How come you’re ready? You’re his mother. You are never supposed to be ready. And I’ll never be ready either. Leave it all alone. Just leave it alone.

That night she heard the whispering as her mother told her side of the story. She heard the word ‘doctor’ drift through the walls.

They wanted to fix her. They wanted someone to say the right words or give her the right pills so they could all move on with their lives.

They thought she was crazy. They were right but there were no words that could lighten the weight of her grief and there was no way she was going to gloss over Tim with some fucking pill. And she had seen, very clearly, that one day without warning she would come home and everything that was Tim, everything that had touched Tim, would just be gone and all that would be left was Jack and her mother and their God.

The next day she had left.

She’d just wanted out, but she had taken the locket.

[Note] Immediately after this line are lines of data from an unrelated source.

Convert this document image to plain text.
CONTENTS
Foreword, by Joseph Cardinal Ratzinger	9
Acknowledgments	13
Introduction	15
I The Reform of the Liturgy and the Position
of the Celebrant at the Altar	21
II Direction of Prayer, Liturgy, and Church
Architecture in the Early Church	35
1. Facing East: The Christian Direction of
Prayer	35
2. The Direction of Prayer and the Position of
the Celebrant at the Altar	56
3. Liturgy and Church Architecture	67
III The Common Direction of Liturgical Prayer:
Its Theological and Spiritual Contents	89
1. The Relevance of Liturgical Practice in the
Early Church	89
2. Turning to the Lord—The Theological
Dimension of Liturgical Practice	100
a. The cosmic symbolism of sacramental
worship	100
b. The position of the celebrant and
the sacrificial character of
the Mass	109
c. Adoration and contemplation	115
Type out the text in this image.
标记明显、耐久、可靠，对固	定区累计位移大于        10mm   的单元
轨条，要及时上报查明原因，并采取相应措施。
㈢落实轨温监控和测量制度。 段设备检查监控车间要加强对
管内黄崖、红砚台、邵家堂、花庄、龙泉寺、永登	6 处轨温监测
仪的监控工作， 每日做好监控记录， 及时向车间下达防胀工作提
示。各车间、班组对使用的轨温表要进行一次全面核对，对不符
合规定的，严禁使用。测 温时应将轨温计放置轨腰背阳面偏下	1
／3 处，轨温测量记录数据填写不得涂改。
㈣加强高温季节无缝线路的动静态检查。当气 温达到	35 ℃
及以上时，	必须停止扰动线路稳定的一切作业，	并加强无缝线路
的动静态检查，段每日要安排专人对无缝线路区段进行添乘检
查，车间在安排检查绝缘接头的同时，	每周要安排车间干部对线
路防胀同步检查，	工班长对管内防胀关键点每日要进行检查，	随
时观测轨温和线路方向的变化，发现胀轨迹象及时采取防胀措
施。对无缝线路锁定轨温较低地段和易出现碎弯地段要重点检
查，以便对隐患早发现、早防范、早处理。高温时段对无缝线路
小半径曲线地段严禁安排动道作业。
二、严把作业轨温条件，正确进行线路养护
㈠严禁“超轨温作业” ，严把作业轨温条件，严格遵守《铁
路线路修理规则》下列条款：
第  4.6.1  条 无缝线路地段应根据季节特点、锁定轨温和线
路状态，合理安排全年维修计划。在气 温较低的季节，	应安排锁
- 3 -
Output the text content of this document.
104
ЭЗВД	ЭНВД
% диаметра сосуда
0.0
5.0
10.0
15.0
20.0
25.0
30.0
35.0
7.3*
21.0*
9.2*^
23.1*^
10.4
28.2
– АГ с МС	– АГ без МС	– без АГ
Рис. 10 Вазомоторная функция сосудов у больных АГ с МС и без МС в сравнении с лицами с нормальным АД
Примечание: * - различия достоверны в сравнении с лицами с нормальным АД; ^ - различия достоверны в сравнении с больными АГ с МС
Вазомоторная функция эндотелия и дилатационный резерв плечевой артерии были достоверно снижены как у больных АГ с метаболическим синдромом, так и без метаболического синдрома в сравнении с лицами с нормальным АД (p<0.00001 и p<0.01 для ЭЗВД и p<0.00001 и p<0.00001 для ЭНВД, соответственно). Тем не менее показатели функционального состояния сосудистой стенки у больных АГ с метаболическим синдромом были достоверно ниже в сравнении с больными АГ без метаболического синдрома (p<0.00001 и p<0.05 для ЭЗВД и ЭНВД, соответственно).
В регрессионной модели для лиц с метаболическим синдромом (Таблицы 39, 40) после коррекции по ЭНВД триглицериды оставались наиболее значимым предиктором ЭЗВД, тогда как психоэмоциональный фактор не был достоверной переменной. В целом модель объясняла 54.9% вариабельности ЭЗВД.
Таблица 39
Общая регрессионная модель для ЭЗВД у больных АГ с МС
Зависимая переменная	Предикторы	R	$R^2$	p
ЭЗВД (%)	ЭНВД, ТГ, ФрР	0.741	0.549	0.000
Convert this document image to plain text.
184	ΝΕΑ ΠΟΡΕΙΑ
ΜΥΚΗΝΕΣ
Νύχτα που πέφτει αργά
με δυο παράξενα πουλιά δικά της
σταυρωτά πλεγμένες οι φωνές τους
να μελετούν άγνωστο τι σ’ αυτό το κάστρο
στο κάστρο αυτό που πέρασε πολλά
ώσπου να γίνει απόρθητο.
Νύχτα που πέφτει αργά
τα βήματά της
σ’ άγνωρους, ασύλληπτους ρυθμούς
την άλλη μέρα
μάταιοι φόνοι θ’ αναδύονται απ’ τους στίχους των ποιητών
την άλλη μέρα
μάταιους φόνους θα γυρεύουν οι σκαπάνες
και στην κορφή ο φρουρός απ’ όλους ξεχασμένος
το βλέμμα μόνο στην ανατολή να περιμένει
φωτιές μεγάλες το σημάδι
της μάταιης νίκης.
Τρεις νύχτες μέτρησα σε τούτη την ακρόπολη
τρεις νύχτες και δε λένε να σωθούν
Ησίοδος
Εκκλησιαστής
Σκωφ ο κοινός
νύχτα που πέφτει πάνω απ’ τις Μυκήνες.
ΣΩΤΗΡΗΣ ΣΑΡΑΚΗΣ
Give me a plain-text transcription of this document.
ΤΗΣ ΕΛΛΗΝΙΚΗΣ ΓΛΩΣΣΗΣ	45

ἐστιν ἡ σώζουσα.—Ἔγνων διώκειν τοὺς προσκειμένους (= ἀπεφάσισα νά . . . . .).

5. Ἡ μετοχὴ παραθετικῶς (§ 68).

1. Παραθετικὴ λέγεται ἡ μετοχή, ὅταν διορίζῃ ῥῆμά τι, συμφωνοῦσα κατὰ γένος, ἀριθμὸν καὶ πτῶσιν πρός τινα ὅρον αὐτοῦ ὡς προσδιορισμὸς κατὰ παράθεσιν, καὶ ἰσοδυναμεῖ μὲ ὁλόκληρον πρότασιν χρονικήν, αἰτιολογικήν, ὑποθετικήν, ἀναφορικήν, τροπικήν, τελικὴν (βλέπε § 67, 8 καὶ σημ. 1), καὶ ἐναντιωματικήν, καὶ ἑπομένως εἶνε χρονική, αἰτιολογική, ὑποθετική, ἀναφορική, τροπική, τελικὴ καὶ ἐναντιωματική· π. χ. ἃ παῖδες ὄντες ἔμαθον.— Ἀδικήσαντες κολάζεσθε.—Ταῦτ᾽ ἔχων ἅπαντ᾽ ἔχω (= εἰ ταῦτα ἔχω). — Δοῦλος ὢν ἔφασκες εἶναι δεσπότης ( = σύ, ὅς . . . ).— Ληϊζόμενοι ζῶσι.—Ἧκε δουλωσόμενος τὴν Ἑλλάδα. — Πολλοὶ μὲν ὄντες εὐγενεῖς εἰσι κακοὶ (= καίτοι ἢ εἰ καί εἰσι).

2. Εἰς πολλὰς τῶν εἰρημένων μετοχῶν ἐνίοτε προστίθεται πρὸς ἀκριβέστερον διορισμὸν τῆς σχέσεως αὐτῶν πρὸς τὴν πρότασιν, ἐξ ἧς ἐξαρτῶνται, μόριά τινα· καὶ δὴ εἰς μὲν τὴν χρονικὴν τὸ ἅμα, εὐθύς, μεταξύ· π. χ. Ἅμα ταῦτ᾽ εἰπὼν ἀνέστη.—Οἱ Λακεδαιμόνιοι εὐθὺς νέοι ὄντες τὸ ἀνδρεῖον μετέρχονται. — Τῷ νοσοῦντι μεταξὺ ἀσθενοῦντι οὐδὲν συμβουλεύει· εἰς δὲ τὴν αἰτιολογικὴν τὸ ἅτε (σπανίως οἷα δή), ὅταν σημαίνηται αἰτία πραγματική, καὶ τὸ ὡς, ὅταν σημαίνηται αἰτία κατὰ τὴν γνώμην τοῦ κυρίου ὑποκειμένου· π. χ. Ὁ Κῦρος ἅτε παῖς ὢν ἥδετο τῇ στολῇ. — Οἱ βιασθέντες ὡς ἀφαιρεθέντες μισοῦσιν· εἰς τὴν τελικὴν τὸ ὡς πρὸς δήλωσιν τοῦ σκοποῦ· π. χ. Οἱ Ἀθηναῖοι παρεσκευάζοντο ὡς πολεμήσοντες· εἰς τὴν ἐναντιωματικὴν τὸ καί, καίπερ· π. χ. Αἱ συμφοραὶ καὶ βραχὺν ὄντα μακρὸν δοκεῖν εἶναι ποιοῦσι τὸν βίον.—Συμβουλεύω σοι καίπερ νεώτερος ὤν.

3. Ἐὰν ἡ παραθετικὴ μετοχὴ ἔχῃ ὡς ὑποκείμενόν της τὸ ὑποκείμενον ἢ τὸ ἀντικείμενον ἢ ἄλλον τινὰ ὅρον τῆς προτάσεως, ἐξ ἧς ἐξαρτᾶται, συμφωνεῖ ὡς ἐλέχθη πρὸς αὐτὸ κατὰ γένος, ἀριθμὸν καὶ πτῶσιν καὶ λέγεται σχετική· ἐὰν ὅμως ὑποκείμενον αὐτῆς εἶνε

The locket was eighteen-carat gold and opened to reveal a picture of her aged ten and a picture of Tim aged three. Tim and Tina together forever.

The locket had belonged to her mother. It had belonged to her grandmother. Now it was hers.

In those first lonely, hungry days she had taken it to the local pawn shop and the thin man with thick glasses had priced it.

‘This is a beautiful piece, dear, but there’s not much call for lockets, I’m afraid. I can give you one hundred dollars for it.’ Tina knew she could have taken the man a tree that grew its own money and he would say, ‘Not much call for money trees, I’m afraid.’

Business was business. Just about everyone who ever walked through the door of a pawn shop had a sad story to tell, especially in the Cross. Tina knew the man had to keep his head above the misery. He had to build a wall to hold back the gush of other people’s problems. Tina understood. Her own wall was pretty crap after Tim but with each day in the Cross it got stronger and higher. Now that she had it just right Lockie was busy pushing through. The sooner she got him home the sooner she could go back to strengthening her defences.